More than 2 million lines of software code drove NASA’s successful Rover Curiosity landing on Mars. And, for the last two years, every single line was analyzed and scrubbed by static analysis products from Coverity, Grammatech, Semmle, and Uno.
Engineers at NASA’s Jet Propulsion Laboratory used all of the aforementioned products plus a GCC compiler and a homegrown tool to comb through the software, looking for errors or possible errors.
One of the tricky things about checking all that code — most written in C — is that sometimes it’s hard to know what to look for. “If you put software through three code reviews you’ll find stuff, and then if you put it through a fourth review, you’ll find something else. All these products all have their own strengths,’ said Gerard Holzmann, chief scientist for the JPL Lab for Reliable Software.
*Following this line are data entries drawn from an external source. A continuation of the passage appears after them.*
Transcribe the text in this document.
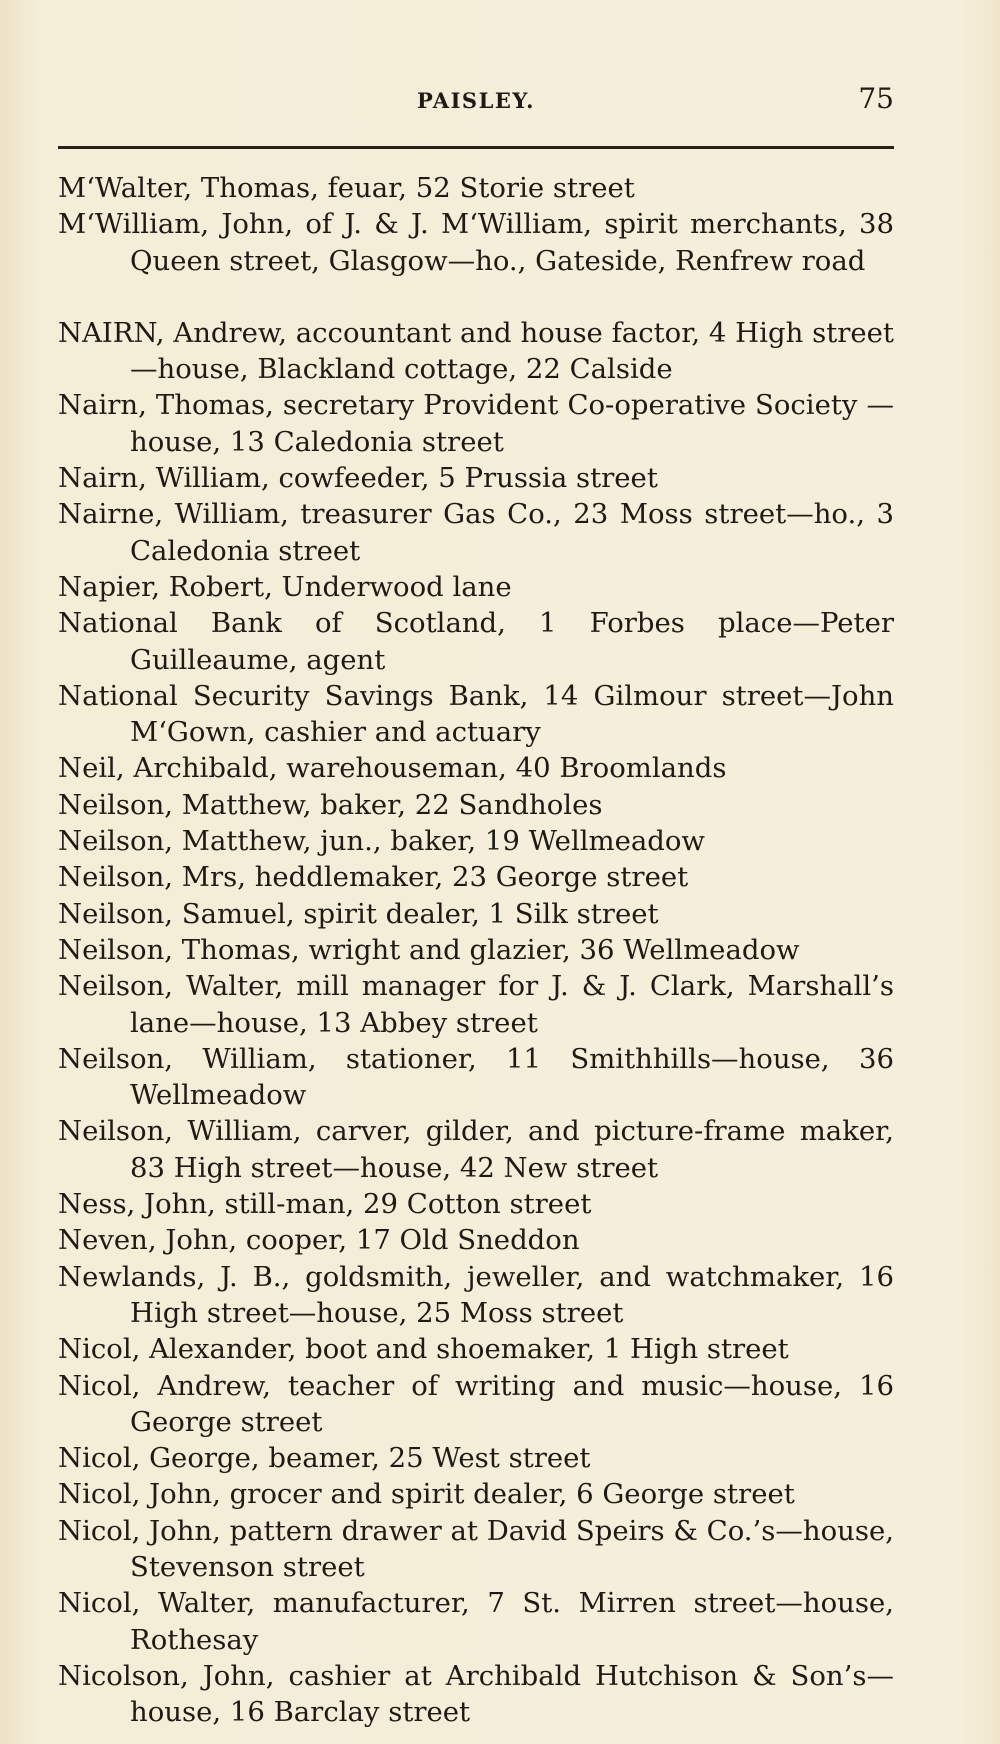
PAISLEY.	75
M‘Walter, Thomas, feuar, 52 Storie street
M‘William, John, of J. & J. M‘William, spirit merchants, 38 Queen street, Glasgow—ho., Gateside, Renfrew road
NAIRN, Andrew, accountant and house factor, 4 High street—house, Blackland cottage, 22 Calside
Nairn, Thomas, secretary Provident Co-operative Society —house, 13 Caledonia street
Nairn, William, cowfeeder, 5 Prussia street
Nairne, William, treasurer Gas Co., 23 Moss street—ho., 3 Caledonia street
Napier, Robert, Underwood lane
National Bank of Scotland, 1 Forbes place—Peter Guilleaume, agent
National Security Savings Bank, 14 Gilmour street—John M‘Gown, cashier and actuary
Neil, Archibald, warehouseman, 40 Broomlands
Neilson, Matthew, baker, 22 Sandholes
Neilson, Matthew, jun., baker, 19 Wellmeadow
Neilson, Mrs, heddlemaker, 23 George street
Neilson, Samuel, spirit dealer, 1 Silk street
Neilson, Thomas, wright and glazier, 36 Wellmeadow
Neilson, Walter, mill manager for J. & J. Clark, Marshall’s lane—house, 13 Abbey street
Neilson, William, stationer, 11 Smithhills—house, 36 Wellmeadow
Neilson, William, carver, gilder, and picture-frame maker, 83 High street—house, 42 New street
Ness, John, still-man, 29 Cotton street
Neven, John, cooper, 17 Old Sneddon
Newlands, J. B., goldsmith, jeweller, and watchmaker, 16 High street—house, 25 Moss street
Nicol, Alexander, boot and shoemaker, 1 High street
Nicol, Andrew, teacher of writing and music—house, 16 George street
Nicol, George, beamer, 25 West street
Nicol, John, grocer and spirit dealer, 6 George street
Nicol, John, pattern drawer at David Speirs & Co.’s—house, Stevenson street
Nicol, Walter, manufacturer, 7 St. Mirren street—house, Rothesay
Nicolson, John, cashier at Archibald Hutchison & Son’s—house, 16 Barclay street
Ben Cichy, chief software engineer at JPL, said these programs check for thinks like array overloads, which can corrupt system memory and lead to all sorts of hard-to-foresee results.\
The fact that space agency used a full suite of analysis tools illustrates just how important the $ 2.5 billion Mars project was to the agency. NASA tends to use a redundant “belt and braces approach” said Chris Adlard, Coverity’s senior manager, worldwide customer advocacy. Apparently, given the mission’s success, all that work did the trick.